Test: Temption CGK205 V2 - Zeitmessinstrument in Designperfektion

Als ich auf der Baselworld 2012 bei Temption die zweite Version der CGK205 entdeckte, entschloss ich mich bereits damals, diesen automatischen Kalenderchronographen irgendwann einmal zu testen - nun ist es soweit. Erhältlich ist die Uhr bei ausgesuchten Juwelieren sowie direkt vom Hersteller unter: www.temption-watches.de

Die Skala für das Zeigerdatum befindet sich, perfekt integriert, auf der Innenseite der Lünette
Der rechte Drücker startet und stoppt die Kurzzeitmessung, der linke stellt sie zurück
Beim ETA Valjoux 7751 sind Stoppuhr und Kalenderfunktion in das Automatikuhrwerk integriert
Das Stahlgliederband ist sogar am Gehäuse verschraubt und kann problemlos ausgetauscht werden
Komplett verschraubt, besitzt es zudem eine praktische Doppelfaltschließe
Die Uhr wird immer mit zwei Bändern ausgeliefert– mit Stahlband UND Leder- oder Kautschukband
Die korrekte Kalenderanzeige kann mit einem Uhrenbeweger aufrechterhalten werden
Auch ohne Prüfzertifikat wurden auf der Gangwaage chronometertaugliche Werte erzielt
Inklusive Zweitarmband stilvoll in einer edlen Holzschatulle geliefert

Ich liebe Bauhausdesign und kann mich für Kalenderchronographen geradezu begeistern. Die CGK205 V2 besitzt eines meiner Lieblingsuhrwerke, das seit 1986 erhältliche automatische Kalenderchronographen-Kaliber (ETA) Valjoux 7751. Ohne Kalender ist dieses ausgereifte Uhrwerk bereits seit 1980 auf dem Markt.

Unboxing

Beim Auspacken der Testuhr bin ich zunächst enttäuscht – an der Uhr ist ein Stahlband montiert, wo ich doch Metallbänder allgemein als unbequem empfinde und deshalb fast ausschließlich Leder- oder auch schon einmal Kautschukbänder trage. Doch was ist das? Ein Lederband liegt bei und auf Rückfrage wurde mir bestätigt, dass die Uhr immer mit zwei Bändern ausgeliefert wird – mit Stahlband UND Leder- oder Kautschukband.

Design

Die Temption ist mit ihrem klaren Design trotz der 11 (!) Funktionen immer perfekt ablesbar und übertrifft hierbei die meisten Uhren mit dem gleichen Werk teils deutlich. Wie konnte ich früher nur Uhren mit dem gleichen Uhrwerk und deutlich schlechterer Ablesbarkeit im Alltag tragen – wo die Temption doch um so vieles besser abzulesen ist? Nur wenige Kalenderchronographen wirken ähnlich übersichtlich. Hinzu kommt die bei Uhren mit diesem Uhrwerk seltene Nachtablesbarkeit der Uhrzeit. 

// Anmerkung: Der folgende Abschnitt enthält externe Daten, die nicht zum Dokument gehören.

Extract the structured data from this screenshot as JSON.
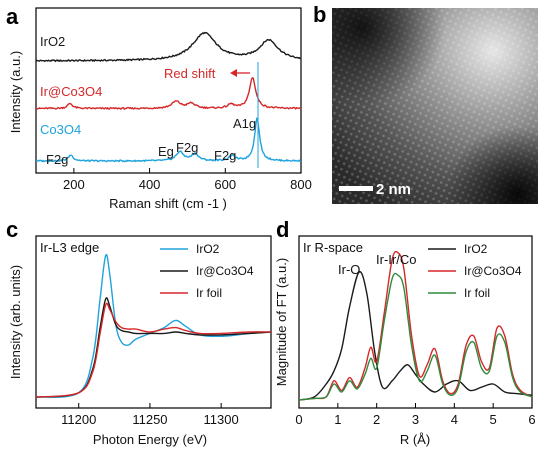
{
  "panels": {
    "a": "a",
    "b": "b",
    "c": "c",
    "d": "d"
  },
  "colors": {
    "black": "#1a1a1a",
    "red": "#d62728",
    "blue": "#1fa3dc",
    "green": "#2e8b3e"
  },
  "image_b": {
    "scalebar_label": "2 nm"
  },
  "chart_data": [
    {
      "panel": "a",
      "type": "line",
      "xlabel": "Raman shift (cm -1 )",
      "ylabel": "Intensity (a.u.)",
      "xlim": [
        100,
        800
      ],
      "xticks": [
        "200",
        "400",
        "600",
        "800"
      ],
      "series": [
        {
          "name": "IrO2",
          "color": "black",
          "offset": 2.0,
          "peaks": [
            [
              545,
              38,
              0.55
            ],
            [
              715,
              30,
              0.4
            ]
          ],
          "x": [
            100,
            800
          ]
        },
        {
          "name": "Ir@Co3O4",
          "color": "red",
          "offset": 1.05,
          "peaks": [
            [
              190,
              8,
              0.1
            ],
            [
              470,
              14,
              0.14
            ],
            [
              510,
              12,
              0.1
            ],
            [
              615,
              10,
              0.08
            ],
            [
              672,
              10,
              0.62
            ]
          ],
          "x": [
            100,
            800
          ]
        },
        {
          "name": "Co3O4",
          "color": "blue",
          "offset": 0.0,
          "peaks": [
            [
              192,
              8,
              0.12
            ],
            [
              480,
              12,
              0.18
            ],
            [
              520,
              11,
              0.14
            ],
            [
              618,
              10,
              0.1
            ],
            [
              684,
              8,
              0.85
            ]
          ],
          "x": [
            100,
            800
          ]
        }
      ],
      "annotations": [
        {
          "text": "Red shift",
          "color": "red"
        },
        {
          "text": "A1g"
        },
        {
          "text": "F2g",
          "at": 190
        },
        {
          "text": "Eg",
          "at": 470
        },
        {
          "text": "F2g",
          "at": 515
        },
        {
          "text": "F2g",
          "at": 618
        }
      ]
    },
    {
      "panel": "c",
      "type": "line",
      "xlabel": "Photon Energy (eV)",
      "ylabel": "Intensity (arb. units)",
      "xlim": [
        11170,
        11335
      ],
      "xticks": [
        "11200",
        "11250",
        "11300"
      ],
      "edge_label": "Ir-L3 edge",
      "series": [
        {
          "name": "IrO2",
          "color": "blue",
          "x": [
            11170,
            11200,
            11210,
            11215,
            11219,
            11222,
            11226,
            11230,
            11235,
            11240,
            11250,
            11260,
            11268,
            11275,
            11285,
            11300,
            11320,
            11335
          ],
          "y": [
            0.02,
            0.05,
            0.3,
            0.7,
            1.0,
            0.85,
            0.52,
            0.4,
            0.38,
            0.42,
            0.46,
            0.5,
            0.55,
            0.51,
            0.45,
            0.44,
            0.46,
            0.47
          ]
        },
        {
          "name": "Ir@Co3O4",
          "color": "black",
          "x": [
            11170,
            11200,
            11210,
            11215,
            11219,
            11222,
            11226,
            11230,
            11235,
            11240,
            11250,
            11260,
            11268,
            11275,
            11285,
            11300,
            11320,
            11335
          ],
          "y": [
            0.02,
            0.05,
            0.22,
            0.5,
            0.7,
            0.64,
            0.52,
            0.48,
            0.47,
            0.46,
            0.46,
            0.46,
            0.47,
            0.46,
            0.45,
            0.45,
            0.46,
            0.47
          ]
        },
        {
          "name": "Ir foil",
          "color": "red",
          "x": [
            11170,
            11200,
            11210,
            11215,
            11219,
            11222,
            11226,
            11230,
            11235,
            11240,
            11250,
            11260,
            11268,
            11275,
            11285,
            11300,
            11320,
            11335
          ],
          "y": [
            0.02,
            0.05,
            0.2,
            0.46,
            0.66,
            0.62,
            0.54,
            0.5,
            0.49,
            0.49,
            0.47,
            0.49,
            0.5,
            0.48,
            0.46,
            0.46,
            0.47,
            0.47
          ]
        }
      ]
    },
    {
      "panel": "d",
      "type": "line",
      "xlabel": "R (Å)",
      "ylabel": "Magnitude of FT (a.u.)",
      "xlim": [
        0,
        6
      ],
      "xticks": [
        "0",
        "1",
        "2",
        "3",
        "4",
        "5",
        "6"
      ],
      "space_label": "Ir R-space",
      "annotations": [
        {
          "text": "Ir-O"
        },
        {
          "text": "Ir-Ir/Co"
        }
      ],
      "series": [
        {
          "name": "IrO2",
          "color": "black",
          "x": [
            0,
            0.4,
            0.7,
            0.9,
            1.1,
            1.3,
            1.55,
            1.75,
            1.95,
            2.15,
            2.4,
            2.6,
            2.8,
            3.0,
            3.2,
            3.5,
            3.8,
            4.1,
            4.4,
            4.7,
            5.0,
            5.3,
            5.6,
            6.0
          ],
          "y": [
            0.0,
            0.02,
            0.1,
            0.18,
            0.32,
            0.58,
            0.8,
            0.66,
            0.3,
            0.08,
            0.12,
            0.18,
            0.22,
            0.16,
            0.1,
            0.05,
            0.1,
            0.12,
            0.06,
            0.08,
            0.1,
            0.05,
            0.04,
            0.03
          ]
        },
        {
          "name": "Ir@Co3O4",
          "color": "red",
          "x": [
            0,
            0.4,
            0.7,
            0.9,
            1.1,
            1.3,
            1.5,
            1.7,
            1.85,
            2.0,
            2.2,
            2.4,
            2.55,
            2.7,
            2.9,
            3.1,
            3.3,
            3.5,
            3.7,
            3.9,
            4.1,
            4.3,
            4.5,
            4.7,
            4.9,
            5.1,
            5.3,
            5.5,
            5.7,
            6.0
          ],
          "y": [
            0.0,
            0.01,
            0.02,
            0.12,
            0.06,
            0.14,
            0.08,
            0.2,
            0.33,
            0.24,
            0.55,
            0.88,
            0.92,
            0.82,
            0.4,
            0.15,
            0.22,
            0.32,
            0.12,
            0.04,
            0.1,
            0.34,
            0.4,
            0.24,
            0.2,
            0.45,
            0.4,
            0.16,
            0.06,
            0.02
          ]
        },
        {
          "name": "Ir foil",
          "color": "green",
          "x": [
            0,
            0.4,
            0.7,
            0.9,
            1.1,
            1.3,
            1.5,
            1.7,
            1.85,
            2.0,
            2.2,
            2.4,
            2.55,
            2.7,
            2.9,
            3.1,
            3.3,
            3.5,
            3.7,
            3.9,
            4.1,
            4.3,
            4.5,
            4.7,
            4.9,
            5.1,
            5.3,
            5.5,
            5.7,
            6.0
          ],
          "y": [
            0.0,
            0.01,
            0.02,
            0.1,
            0.05,
            0.12,
            0.07,
            0.16,
            0.26,
            0.2,
            0.5,
            0.76,
            0.78,
            0.7,
            0.34,
            0.12,
            0.18,
            0.28,
            0.1,
            0.03,
            0.08,
            0.3,
            0.36,
            0.2,
            0.18,
            0.4,
            0.36,
            0.14,
            0.05,
            0.02
          ]
        }
      ]
    }
  ]
}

Das Ziffernblatt ist aufgeräumt ästhetisch gestaltet, bietet geradlinigere Zeiger als die erste Version und weiterhin einige Besonderheiten auf den zweiten Blick: Die Kalenderscheiben sind ebenfalls in Schwarz mit weißer Schrift ausgeführt. Die Datumsskala für das Zeigerdatum befindet sich auf der Innenseite der Lünette und ist somit tadellos ablesbar, ohne das aufgeräumte „Gesicht“ der Uhr auch nur im Geringsten zu stören. Die 24-Stunden-Anzeige besitzt obendrein eine andere Zeigerform, damit sie nicht mit dem permanent mitlaufenden Sekundenzeiger verwechselt wird.

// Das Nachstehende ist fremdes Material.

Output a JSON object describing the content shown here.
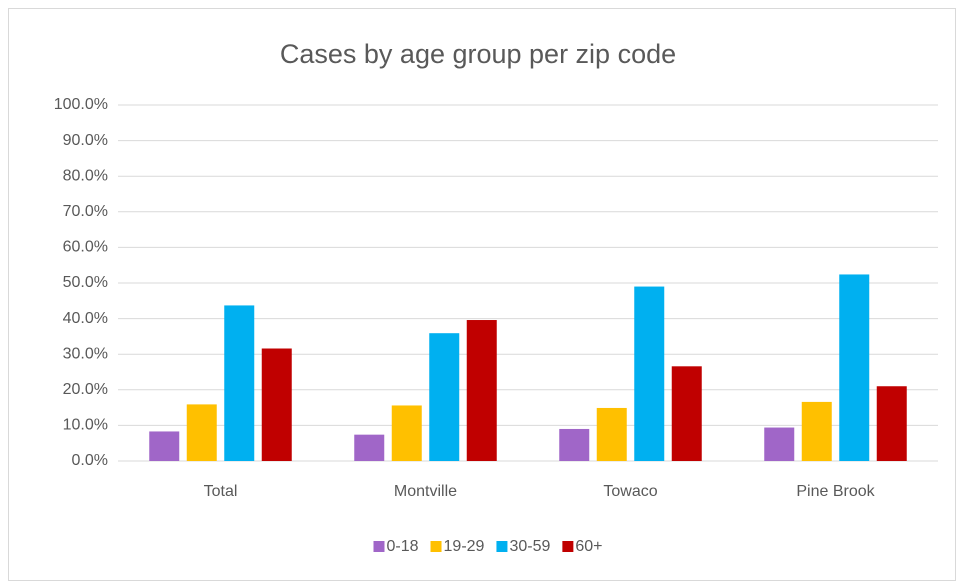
{
  "chart_data": {
    "type": "bar",
    "title": "Cases by age group per zip code",
    "categories": [
      "Total",
      "Montville",
      "Towaco",
      "Pine Brook"
    ],
    "series": [
      {
        "name": "0-18",
        "color": "#a066c8",
        "values": [
          8.3,
          7.4,
          9.0,
          9.4
        ]
      },
      {
        "name": "19-29",
        "color": "#ffc000",
        "values": [
          15.9,
          15.6,
          14.9,
          16.6
        ]
      },
      {
        "name": "30-59",
        "color": "#00b0f0",
        "values": [
          43.7,
          35.9,
          49.0,
          52.4
        ]
      },
      {
        "name": "60+",
        "color": "#c00000",
        "values": [
          31.6,
          39.6,
          26.6,
          21.0
        ]
      }
    ],
    "ylim": [
      0,
      100
    ],
    "yticks": [
      {
        "value": 0,
        "label": "0.0%"
      },
      {
        "value": 10,
        "label": "10.0%"
      },
      {
        "value": 20,
        "label": "20.0%"
      },
      {
        "value": 30,
        "label": "30.0%"
      },
      {
        "value": 40,
        "label": "40.0%"
      },
      {
        "value": 50,
        "label": "50.0%"
      },
      {
        "value": 60,
        "label": "60.0%"
      },
      {
        "value": 70,
        "label": "70.0%"
      },
      {
        "value": 80,
        "label": "80.0%"
      },
      {
        "value": 90,
        "label": "90.0%"
      },
      {
        "value": 100,
        "label": "100.0%"
      }
    ],
    "grid": true,
    "legend": "bottom"
  }
}
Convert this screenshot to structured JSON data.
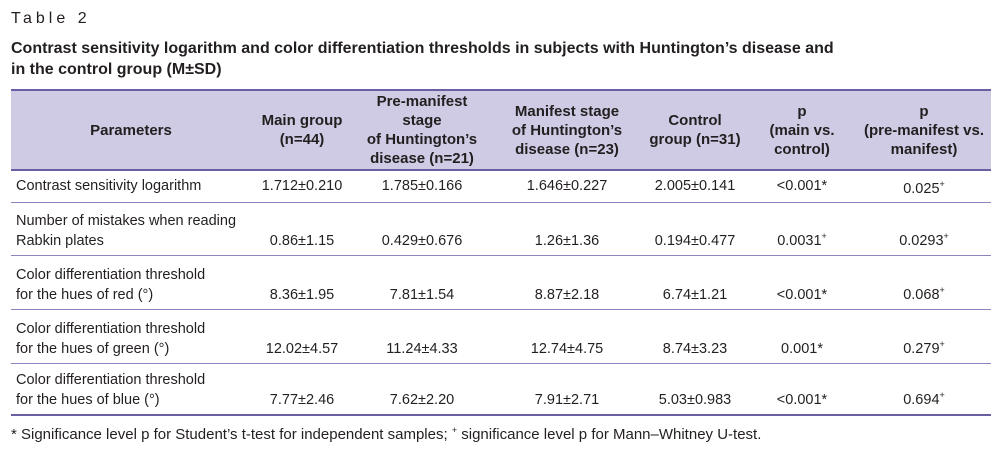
{
  "table_label": "Table 2",
  "caption_line1": "Contrast sensitivity logarithm and color differentiation thresholds in subjects with Huntington’s disease and",
  "caption_line2": "in the control group (M±SD)",
  "headers": {
    "parameters": "Parameters",
    "main_l1": "Main group",
    "main_l2": "(n=44)",
    "pre_l1": "Pre-manifest stage",
    "pre_l2": "of Huntington’s",
    "pre_l3": "disease (n=21)",
    "man_l1": "Manifest stage",
    "man_l2": "of Huntington’s",
    "man_l3": "disease (n=23)",
    "ctrl_l1": "Control",
    "ctrl_l2": "group (n=31)",
    "p1_l1": "p",
    "p1_l2": "(main vs.",
    "p1_l3": "control)",
    "p2_l1": "p",
    "p2_l2": "(pre-manifest vs.",
    "p2_l3": "manifest)"
  },
  "rows": [
    {
      "param_l1": "Contrast sensitivity logarithm",
      "param_l2": "",
      "main": "1.712±0.210",
      "pre": "1.785±0.166",
      "manifest": "1.646±0.227",
      "control": "2.005±0.141",
      "p_main_control": "<0.001*",
      "p_pre_manifest": "0.025",
      "p_pre_manifest_mark": "+"
    },
    {
      "param_l1": "Number of mistakes when reading",
      "param_l2": "Rabkin plates",
      "main": "0.86±1.15",
      "pre": "0.429±0.676",
      "manifest": "1.26±1.36",
      "control": "0.194±0.477",
      "p_main_control": "0.0031",
      "p_main_control_mark": "+",
      "p_pre_manifest": "0.0293",
      "p_pre_manifest_mark": "+"
    },
    {
      "param_l1": "Color differentiation threshold",
      "param_l2": "for the hues of red (°)",
      "main": "8.36±1.95",
      "pre": "7.81±1.54",
      "manifest": "8.87±2.18",
      "control": "6.74±1.21",
      "p_main_control": "<0.001*",
      "p_pre_manifest": "0.068",
      "p_pre_manifest_mark": "+"
    },
    {
      "param_l1": "Color differentiation threshold",
      "param_l2": "for the hues of green (°)",
      "main": "12.02±4.57",
      "pre": "11.24±4.33",
      "manifest": "12.74±4.75",
      "control": "8.74±3.23",
      "p_main_control": "0.001*",
      "p_pre_manifest": "0.279",
      "p_pre_manifest_mark": "+"
    },
    {
      "param_l1": "Color differentiation threshold",
      "param_l2": "for the hues of blue (°)",
      "main": "7.77±2.46",
      "pre": "7.62±2.20",
      "manifest": "7.91±2.71",
      "control": "5.03±0.983",
      "p_main_control": "<0.001*",
      "p_pre_manifest": "0.694",
      "p_pre_manifest_mark": "+"
    }
  ],
  "footnote": {
    "part1": "* Significance level p for Student’s t-test for independent samples; ",
    "mark": "+",
    "part2": " significance level p for Mann–Whitney U-test."
  },
  "colors": {
    "header_bg": "#cfcbe4",
    "rule": "#6a5fa3",
    "text": "#231f20"
  }
}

Dennoch erlaubt sich die zweite Version der CGK205 weiterhin einige Designverspieltheiten dort, wo sie den funktionellen Charakter der Uhr nicht stören. Das gegenüber der früheren Version CGK204 nüchternere Gehäuse besitzt gleichsam liebevoll in die Bedienungselemente eingesetzte Steine. Der Glasboden fällt sicher auch in die Kategorie liebevolle Detailverspieltheit und zeigt das wunderschön finissierte Uhrwerk mit skelettiertem Aufzugsrotor. 

Technik

Obwohl ich die Uhr vor dem Fototermin nicht tragen möchte, mache ich mir trotz der für eine maximale Alltagstauglichkeit komplett verschraubten Bedienelemente die Mühe, das Uhrwerk 20 Umdrehungen weit aufzuziehen und den Kalender einzustellen. Wenn man weiß, wie dieses komplizierte Uhrwerk bedient wird, ist das Einstellen kein Problem. Nach Ziehen der Krone in die zweite Raststellung wird die Uhrzeit auf etwa 18 Uhr gestellt, damit beim Stellen die automatisch schaltende Kalenderfunktion nicht beschädigt wird. Dann wird in der ersten Kronen-Raststellung das Datum und die Uhrzeit justiert, anschließend der richtige Wochentag eingestellt und die Uhrzeit dank Sekundenstopp sekundengenau eingestellt. 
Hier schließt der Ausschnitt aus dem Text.